RDKit Molecule Substructure Filter incorrectly matches aromatic sulfur atoms molecule as metal-containing compounds

Hi guys,

When I use RDKit Molecule Substructure Filter node to filter out metal-containing compounds, the node filters compounds containing aromatic sulfur atoms as if they would contain metals.

In the attached workflow I used the SMARTS by Bristol-Myers Squibb HTS Deck Filters to filter out metal-containing compounds. In the example dataset there are 14 molecules of which: 5 contains metal atoms and 9 contains aromatic sulfur atoms. As you can see RDKit Molecule Substructure Filter matches all the 14 compounds as if they would contains metal atoms. In contrast CDK correctly splits the example set between metal-containing and not-metal-containing compounds.

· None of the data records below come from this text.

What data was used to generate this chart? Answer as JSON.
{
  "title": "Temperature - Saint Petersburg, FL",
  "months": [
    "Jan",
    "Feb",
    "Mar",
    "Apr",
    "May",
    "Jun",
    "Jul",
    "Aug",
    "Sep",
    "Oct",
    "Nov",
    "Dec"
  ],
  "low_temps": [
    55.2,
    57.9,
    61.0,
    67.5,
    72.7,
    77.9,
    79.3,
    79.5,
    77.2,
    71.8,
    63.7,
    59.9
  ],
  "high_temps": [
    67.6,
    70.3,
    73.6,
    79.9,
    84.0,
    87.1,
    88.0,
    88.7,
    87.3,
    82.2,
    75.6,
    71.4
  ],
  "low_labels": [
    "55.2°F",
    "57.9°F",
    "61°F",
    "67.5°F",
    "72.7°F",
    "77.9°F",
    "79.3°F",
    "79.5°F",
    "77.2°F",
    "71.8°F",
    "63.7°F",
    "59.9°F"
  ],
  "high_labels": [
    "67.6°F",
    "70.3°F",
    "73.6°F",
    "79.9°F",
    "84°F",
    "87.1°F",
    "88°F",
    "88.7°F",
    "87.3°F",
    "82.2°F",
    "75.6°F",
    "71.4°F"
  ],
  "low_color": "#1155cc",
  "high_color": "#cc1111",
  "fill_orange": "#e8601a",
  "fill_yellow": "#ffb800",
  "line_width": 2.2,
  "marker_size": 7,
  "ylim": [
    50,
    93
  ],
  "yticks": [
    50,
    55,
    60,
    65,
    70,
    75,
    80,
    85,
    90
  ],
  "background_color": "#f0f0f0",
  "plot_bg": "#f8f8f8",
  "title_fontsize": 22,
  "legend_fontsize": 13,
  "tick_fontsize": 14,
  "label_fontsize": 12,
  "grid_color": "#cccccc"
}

Probably there is a problem in how the SMARTS containing some metal atom as Scandium (Sc) are interpreted by the RDKit node. It would be good if this can be corrected.

This problem was originally mentioned in this post but I thought it was appropriate to open a dedicated forum thread for it.

GioRDKit_metal_containing_matching_smarts_problem.knwf (63.7 KB)

1 Like

What’s going on here is a disagreement as to what the SMARTS [as] means.
The BMS filters clearly intended that it should mean “aromatic sulfur”. The RDKit, on the other hand, interprets it as [a&s] which means “aromatic and aromatic sulfur”.
As far as I know there’s no authoritative source of which elements should be recognized as aromatic, but this is one of those where the RDKit’s SMARTS and SMILES parsers disagree with each other, so it should be fixed.

We’ll get it fixed in the backend and then update the KNIME nodes.

Thanks for pointing out the problem!

1 Like

I would assume that [as] is trying to mean aromatic Arsenic, based on the OpenSMILES definitions:

Bracket Atoms bracket_atom ::= '[' isotope ? symbol chiral ? hcount ? charge ? class ? ']'
symbol ::= element_symbols aromatic_symbols '*'
isotope ::= NUMBER
element_symbols ::= …
aromatic_symbols ::= 'b' 'c' 'n' 'o' 'p' 's' 'se' 'as'


1 Like

@greglandrum and Steve @Vernalis, thank you for the contributions.
I would also assume that “[as]” is aromatic Arsenic.

1 Like